Do you know relative performance of pyBigWig entries() queries of bigBed files versus tabix queries of gzipped bed files?

gokceneraslan commented 2 years ago

I think a vectorized version of bw.values would be much better e.g.

bw.values(np.array([chrom]*3), np.array([79250, 86700, 87277]), np.array([80250, 87700, 88277]), numpy=True)

which returns a list of numpy arrays, without iterating over the intervals in a loop.
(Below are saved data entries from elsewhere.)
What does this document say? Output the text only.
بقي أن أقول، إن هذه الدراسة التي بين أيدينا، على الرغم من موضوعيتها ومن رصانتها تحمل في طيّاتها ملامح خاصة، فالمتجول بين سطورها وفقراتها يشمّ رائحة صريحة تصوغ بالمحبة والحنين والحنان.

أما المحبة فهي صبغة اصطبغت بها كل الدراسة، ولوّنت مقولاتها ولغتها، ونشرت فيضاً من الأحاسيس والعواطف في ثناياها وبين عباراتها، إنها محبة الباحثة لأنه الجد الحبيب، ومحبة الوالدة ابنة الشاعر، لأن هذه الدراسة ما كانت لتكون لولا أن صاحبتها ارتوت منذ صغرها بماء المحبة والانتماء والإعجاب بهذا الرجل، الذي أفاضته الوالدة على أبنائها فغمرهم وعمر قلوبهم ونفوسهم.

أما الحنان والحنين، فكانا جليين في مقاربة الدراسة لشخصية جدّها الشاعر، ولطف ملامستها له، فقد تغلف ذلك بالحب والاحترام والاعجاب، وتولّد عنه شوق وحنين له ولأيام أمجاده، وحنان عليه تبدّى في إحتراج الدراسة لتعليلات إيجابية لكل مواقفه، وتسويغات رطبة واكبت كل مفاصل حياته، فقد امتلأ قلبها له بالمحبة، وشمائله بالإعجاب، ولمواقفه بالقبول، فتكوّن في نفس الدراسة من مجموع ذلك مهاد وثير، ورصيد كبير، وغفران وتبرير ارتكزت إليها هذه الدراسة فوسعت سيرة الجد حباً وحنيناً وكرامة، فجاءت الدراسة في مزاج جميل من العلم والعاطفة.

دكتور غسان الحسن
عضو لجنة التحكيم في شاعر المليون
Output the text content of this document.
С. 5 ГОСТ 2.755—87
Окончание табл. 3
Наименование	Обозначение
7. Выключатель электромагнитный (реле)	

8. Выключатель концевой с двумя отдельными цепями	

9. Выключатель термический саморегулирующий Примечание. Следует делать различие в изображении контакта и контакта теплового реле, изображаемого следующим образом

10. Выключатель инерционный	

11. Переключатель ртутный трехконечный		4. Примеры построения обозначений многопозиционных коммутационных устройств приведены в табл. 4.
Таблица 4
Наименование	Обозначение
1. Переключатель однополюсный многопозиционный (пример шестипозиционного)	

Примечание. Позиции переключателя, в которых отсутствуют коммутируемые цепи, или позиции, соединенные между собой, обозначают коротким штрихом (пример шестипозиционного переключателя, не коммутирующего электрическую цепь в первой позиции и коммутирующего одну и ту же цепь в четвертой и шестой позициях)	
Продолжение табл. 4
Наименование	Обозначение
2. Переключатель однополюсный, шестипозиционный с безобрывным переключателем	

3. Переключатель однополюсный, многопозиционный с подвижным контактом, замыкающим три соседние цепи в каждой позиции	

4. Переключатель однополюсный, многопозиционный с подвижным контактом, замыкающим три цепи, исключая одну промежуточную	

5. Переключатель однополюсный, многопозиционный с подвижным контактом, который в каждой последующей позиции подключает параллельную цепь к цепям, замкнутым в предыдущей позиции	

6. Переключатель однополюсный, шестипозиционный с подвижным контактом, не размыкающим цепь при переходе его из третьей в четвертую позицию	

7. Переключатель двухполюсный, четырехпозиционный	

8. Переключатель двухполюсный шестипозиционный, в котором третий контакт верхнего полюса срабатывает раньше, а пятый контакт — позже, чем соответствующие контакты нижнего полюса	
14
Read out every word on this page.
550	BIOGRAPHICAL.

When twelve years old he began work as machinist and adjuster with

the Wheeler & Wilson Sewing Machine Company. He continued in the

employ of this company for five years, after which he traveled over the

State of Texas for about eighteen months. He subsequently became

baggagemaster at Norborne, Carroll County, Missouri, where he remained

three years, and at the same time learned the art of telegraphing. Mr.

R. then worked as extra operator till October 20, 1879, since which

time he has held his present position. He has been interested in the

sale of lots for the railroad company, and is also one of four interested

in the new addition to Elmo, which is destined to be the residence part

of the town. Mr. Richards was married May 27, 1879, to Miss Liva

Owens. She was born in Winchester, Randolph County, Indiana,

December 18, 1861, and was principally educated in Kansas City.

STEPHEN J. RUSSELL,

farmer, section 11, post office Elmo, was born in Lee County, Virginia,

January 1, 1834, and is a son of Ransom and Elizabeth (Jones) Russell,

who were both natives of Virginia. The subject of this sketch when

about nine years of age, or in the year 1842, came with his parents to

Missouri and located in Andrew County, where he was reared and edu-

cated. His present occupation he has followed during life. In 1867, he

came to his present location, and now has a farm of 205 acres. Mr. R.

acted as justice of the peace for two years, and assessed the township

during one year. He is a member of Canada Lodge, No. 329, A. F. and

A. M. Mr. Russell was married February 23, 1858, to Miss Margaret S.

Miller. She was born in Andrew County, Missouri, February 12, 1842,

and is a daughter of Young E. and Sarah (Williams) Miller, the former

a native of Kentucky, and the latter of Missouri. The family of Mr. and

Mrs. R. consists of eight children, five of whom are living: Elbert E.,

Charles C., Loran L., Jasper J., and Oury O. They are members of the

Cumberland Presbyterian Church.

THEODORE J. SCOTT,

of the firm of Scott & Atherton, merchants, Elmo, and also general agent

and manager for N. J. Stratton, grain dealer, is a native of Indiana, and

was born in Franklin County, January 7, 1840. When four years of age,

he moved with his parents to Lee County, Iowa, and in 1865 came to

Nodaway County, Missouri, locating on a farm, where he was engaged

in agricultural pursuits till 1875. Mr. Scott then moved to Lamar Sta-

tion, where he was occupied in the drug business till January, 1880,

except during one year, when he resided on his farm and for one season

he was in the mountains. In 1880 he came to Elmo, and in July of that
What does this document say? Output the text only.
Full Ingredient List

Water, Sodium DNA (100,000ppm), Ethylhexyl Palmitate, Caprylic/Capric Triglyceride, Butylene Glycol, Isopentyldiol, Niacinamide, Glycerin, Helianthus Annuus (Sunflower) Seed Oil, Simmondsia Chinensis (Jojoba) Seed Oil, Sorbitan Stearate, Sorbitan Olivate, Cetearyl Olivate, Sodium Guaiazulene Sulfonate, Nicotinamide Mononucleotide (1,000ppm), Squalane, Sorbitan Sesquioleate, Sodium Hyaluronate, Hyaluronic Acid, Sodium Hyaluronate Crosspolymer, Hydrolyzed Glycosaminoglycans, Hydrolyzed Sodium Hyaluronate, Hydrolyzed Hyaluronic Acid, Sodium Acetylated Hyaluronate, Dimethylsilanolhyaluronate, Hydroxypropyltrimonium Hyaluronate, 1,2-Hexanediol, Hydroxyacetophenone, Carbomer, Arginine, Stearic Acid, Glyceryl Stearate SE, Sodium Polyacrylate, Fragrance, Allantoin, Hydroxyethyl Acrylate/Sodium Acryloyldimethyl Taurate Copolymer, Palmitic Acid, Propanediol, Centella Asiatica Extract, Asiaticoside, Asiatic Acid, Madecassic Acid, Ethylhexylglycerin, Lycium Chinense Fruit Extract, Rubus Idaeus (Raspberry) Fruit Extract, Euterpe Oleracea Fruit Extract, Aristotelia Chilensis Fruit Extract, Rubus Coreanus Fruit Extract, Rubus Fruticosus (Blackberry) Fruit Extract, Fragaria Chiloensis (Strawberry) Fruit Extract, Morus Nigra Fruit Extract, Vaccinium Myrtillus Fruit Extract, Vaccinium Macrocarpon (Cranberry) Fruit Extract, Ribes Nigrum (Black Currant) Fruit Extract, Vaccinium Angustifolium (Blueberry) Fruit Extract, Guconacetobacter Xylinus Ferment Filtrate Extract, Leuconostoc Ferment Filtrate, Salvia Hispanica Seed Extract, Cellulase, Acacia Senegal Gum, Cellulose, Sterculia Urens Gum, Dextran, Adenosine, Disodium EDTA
But I guess this is not implemented yet.

alexlenail commented 2 years ago

@dpryan79 what is the fastest way to get arrays of values from a bigwig file for each of many genomic intervals (i.e. entries in a bed file)?

BradBalderson commented 5 months ago

For others, I found a better solution for the above-described task was to use the bigWigAverageOverBed tool from UCSC.

BradBalderson commented 5 months ago

$ ./bigWigAverageOverBed

bigWigAverageOverBed v2 - Compute average score of big wig over each bed, which may have introns.
usage:
   bigWigAverageOverBed in.bw in.bed out.tab
The output columns are:
   name - name field from bed, which should be unique
   size - size of bed (sum of exon sizes
   covered - # bases within exons covered by bigWig
   sum - sum of values over all bases covered
   mean0 - average over bases with non-covered bases counting as zeroes
   mean - average over just covered bases
Options:
   -stats=stats.ra - Output a collection of overall statistics to stat.ra file
   -bedOut=out.bed - Make output bed that is echo of input bed but with mean column appended
   -sampleAroundCenter=N - Take sample at region N bases wide centered around bed item, rather
                     than the usual sample in the bed item.
   -minMax - include two additional columns containing the min and max observed in the area.